Health and Safety Roles in the Workplace

Health and Safety Roles in the Workplace

Human Resources

Author: Delene Sheasby (

As the company HR Specialist, are you responsible for Health and Safety? Are you fully informed of your organisation’s Occupational Health and Safety legal compliance requirements? You do realise that for noncompliance of the Act, an employer (and maybe you) could incur both civil or criminal liability?

Have you heard about an Occupational Safety Practitioner or a Safety Officer or a Safety Representative? Surely these are more or less the same? The answer is no.

There is a difference and depending on the type of organisation you have (i.e processes, risks, and employees, environment), you may need one of or all of these):

The Occupational Safety Practitioner is a person who applies their expertise gained from a study of safety science, principles, practices and other subjects and from professional safety experience to create or develop procedures, processes, standards, specifications and systems to achieve optimal control or reduction of the hazards and exposures which may harm people, property and/or the workplace environment. The Safety Practitioner will have the necessary qualifications and experience to perform their roles in a competent manner and should be registered as a Professional Practitioner with a professional body.

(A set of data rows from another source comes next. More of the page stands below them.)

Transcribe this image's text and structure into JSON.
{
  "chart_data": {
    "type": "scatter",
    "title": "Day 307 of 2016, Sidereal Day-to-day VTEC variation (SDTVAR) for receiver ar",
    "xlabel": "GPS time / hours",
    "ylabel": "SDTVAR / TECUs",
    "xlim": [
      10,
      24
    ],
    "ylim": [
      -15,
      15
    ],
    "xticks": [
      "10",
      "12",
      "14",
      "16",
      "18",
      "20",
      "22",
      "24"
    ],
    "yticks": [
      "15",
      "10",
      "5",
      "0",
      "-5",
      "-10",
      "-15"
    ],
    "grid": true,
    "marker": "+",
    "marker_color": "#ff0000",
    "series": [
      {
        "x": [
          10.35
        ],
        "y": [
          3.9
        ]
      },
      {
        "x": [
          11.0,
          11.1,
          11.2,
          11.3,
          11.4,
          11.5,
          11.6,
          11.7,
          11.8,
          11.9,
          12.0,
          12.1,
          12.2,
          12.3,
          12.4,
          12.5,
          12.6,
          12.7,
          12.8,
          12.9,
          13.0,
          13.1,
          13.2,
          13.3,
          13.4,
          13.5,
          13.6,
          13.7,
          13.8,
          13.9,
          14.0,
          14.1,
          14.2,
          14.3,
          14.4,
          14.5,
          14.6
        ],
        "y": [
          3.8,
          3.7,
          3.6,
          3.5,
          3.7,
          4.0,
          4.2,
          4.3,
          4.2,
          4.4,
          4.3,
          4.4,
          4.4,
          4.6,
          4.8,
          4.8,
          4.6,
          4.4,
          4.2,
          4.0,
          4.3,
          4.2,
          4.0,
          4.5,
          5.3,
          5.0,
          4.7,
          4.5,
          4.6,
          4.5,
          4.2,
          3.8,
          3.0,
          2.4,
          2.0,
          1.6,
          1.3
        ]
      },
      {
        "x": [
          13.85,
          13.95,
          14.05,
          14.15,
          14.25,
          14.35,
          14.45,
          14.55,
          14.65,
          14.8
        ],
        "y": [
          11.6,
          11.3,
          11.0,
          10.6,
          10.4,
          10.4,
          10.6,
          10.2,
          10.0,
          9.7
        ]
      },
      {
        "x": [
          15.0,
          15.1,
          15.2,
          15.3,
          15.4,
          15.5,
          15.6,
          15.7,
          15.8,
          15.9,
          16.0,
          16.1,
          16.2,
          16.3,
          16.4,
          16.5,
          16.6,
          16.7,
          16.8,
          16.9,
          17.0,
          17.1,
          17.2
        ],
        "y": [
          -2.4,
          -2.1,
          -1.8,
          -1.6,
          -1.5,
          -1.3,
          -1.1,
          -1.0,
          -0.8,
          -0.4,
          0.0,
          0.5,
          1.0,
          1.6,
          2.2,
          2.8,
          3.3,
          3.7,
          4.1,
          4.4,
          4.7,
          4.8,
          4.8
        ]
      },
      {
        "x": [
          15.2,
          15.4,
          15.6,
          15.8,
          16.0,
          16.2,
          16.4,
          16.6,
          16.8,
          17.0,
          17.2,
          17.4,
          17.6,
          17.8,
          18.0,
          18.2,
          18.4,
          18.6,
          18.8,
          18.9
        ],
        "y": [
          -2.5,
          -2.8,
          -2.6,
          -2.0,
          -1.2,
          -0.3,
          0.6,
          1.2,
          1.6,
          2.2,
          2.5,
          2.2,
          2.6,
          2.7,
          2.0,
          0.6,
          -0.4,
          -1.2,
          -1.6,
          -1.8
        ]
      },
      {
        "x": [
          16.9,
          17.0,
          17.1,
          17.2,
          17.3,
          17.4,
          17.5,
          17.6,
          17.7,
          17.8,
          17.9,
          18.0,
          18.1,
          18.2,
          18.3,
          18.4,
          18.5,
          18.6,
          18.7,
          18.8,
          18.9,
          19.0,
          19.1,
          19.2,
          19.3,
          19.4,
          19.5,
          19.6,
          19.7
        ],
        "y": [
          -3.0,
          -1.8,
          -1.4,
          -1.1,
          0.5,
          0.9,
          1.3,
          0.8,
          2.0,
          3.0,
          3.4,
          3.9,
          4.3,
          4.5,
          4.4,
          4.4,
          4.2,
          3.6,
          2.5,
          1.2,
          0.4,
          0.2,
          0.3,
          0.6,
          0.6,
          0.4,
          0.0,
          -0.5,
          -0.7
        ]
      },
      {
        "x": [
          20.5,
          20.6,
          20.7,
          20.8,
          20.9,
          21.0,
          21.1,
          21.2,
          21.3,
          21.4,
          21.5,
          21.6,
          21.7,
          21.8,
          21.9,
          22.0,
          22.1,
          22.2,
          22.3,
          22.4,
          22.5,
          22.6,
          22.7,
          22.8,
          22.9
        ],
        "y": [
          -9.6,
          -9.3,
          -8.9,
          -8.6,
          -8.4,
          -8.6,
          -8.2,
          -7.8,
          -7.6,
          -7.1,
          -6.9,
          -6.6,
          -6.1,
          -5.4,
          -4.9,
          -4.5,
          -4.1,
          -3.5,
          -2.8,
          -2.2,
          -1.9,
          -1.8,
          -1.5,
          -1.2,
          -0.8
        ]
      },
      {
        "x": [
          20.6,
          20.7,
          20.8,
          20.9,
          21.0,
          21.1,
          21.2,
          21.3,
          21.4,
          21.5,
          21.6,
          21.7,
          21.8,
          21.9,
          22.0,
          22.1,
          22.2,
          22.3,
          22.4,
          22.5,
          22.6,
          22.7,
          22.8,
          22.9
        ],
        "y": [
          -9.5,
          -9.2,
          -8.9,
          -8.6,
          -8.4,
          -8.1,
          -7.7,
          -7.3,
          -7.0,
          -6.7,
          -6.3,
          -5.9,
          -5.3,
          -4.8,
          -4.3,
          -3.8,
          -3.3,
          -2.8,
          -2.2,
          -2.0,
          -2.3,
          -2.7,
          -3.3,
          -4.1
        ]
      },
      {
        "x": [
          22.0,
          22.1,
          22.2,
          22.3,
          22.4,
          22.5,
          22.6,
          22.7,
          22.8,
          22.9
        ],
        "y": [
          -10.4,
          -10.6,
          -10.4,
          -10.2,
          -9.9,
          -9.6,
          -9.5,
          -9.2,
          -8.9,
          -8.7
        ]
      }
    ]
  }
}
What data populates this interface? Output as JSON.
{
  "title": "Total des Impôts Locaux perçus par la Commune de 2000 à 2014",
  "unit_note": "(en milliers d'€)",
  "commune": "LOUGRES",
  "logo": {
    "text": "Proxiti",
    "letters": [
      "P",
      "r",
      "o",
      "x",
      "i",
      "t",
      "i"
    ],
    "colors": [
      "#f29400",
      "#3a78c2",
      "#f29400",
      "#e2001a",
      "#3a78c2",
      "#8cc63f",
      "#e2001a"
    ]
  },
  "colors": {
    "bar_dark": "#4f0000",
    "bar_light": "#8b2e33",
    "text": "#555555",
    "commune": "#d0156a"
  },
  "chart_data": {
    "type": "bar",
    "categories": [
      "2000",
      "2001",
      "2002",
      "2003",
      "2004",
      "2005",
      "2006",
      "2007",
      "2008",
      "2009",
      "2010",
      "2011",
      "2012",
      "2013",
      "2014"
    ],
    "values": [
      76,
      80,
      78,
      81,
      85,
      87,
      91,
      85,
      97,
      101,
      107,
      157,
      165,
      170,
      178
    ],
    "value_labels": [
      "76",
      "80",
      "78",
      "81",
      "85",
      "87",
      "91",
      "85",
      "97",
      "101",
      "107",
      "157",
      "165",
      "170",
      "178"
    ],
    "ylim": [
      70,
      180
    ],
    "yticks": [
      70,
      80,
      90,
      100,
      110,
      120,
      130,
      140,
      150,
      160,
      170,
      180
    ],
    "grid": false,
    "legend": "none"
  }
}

The Health and Safety Officer is usually a full-time job, commonly (but not necessarily) appointed on a construction site, in which case the Health and Safety Officer must be in possession of a relevant formal qualification. The Health and Safety Officer, in the construction industry, must also be registered with the South African Council for Project and Construction Management Professions (SACPCMP) in order to work as a Health and Safety Officer.

The Health and Safety Officer-s tasks include:

  • Developing, implementing, and improving the health and safety plans, programs and procedures in the workplace
  • Ensuring compliance with relevant health and safety legislation
  • Identifying OHS-related training needs in the workplace
  • Conducting safety inspections and risk assessments
  • Investigating workplace accidents
  • Reporting on OHS-related activities
  • Supervising junior health and safety employees

The Health and Safety Representative is required to be designated in writing in terms of the Occupational Health and Safety Act in workplaces where the employer employs more than 20 employees.

Health and Safety Representatives act as the liaison between senior management and employees, and may be responsible for:

  • Assisting the Health and Safety Officer. (if available)
  • Attending Health and Safety Committee meetings.
  • Identifying hazards and risks in the workplace.
  • Listening to and investigating OHS-related complaints from employees.
  • Assisting with the investigation of accidents that occur in the workplace.
  • Making OHS-related suggestions to senior management and/or the Health and Safety Officer.
  • See Occupational Health and Safety Act Section 18

The role of Safety Representative is not always a full-time job and sometimes takes on the above-mentioned responsibilities in addition to their regular full-time jobs. While Safety Representatives are also required to undergo relevant training to assist them in carrying out their responsibilities, they do not necessarily need to study toward formal OHS qualifications.

Some workplaces do not require a Safety Practitioner or a Safety Officer, However, usually Safety representatives will be in place. If this is the case, senior management must take responsibility for employees’ health and safety and not expect or rely only on the Health and safety representative for compliance.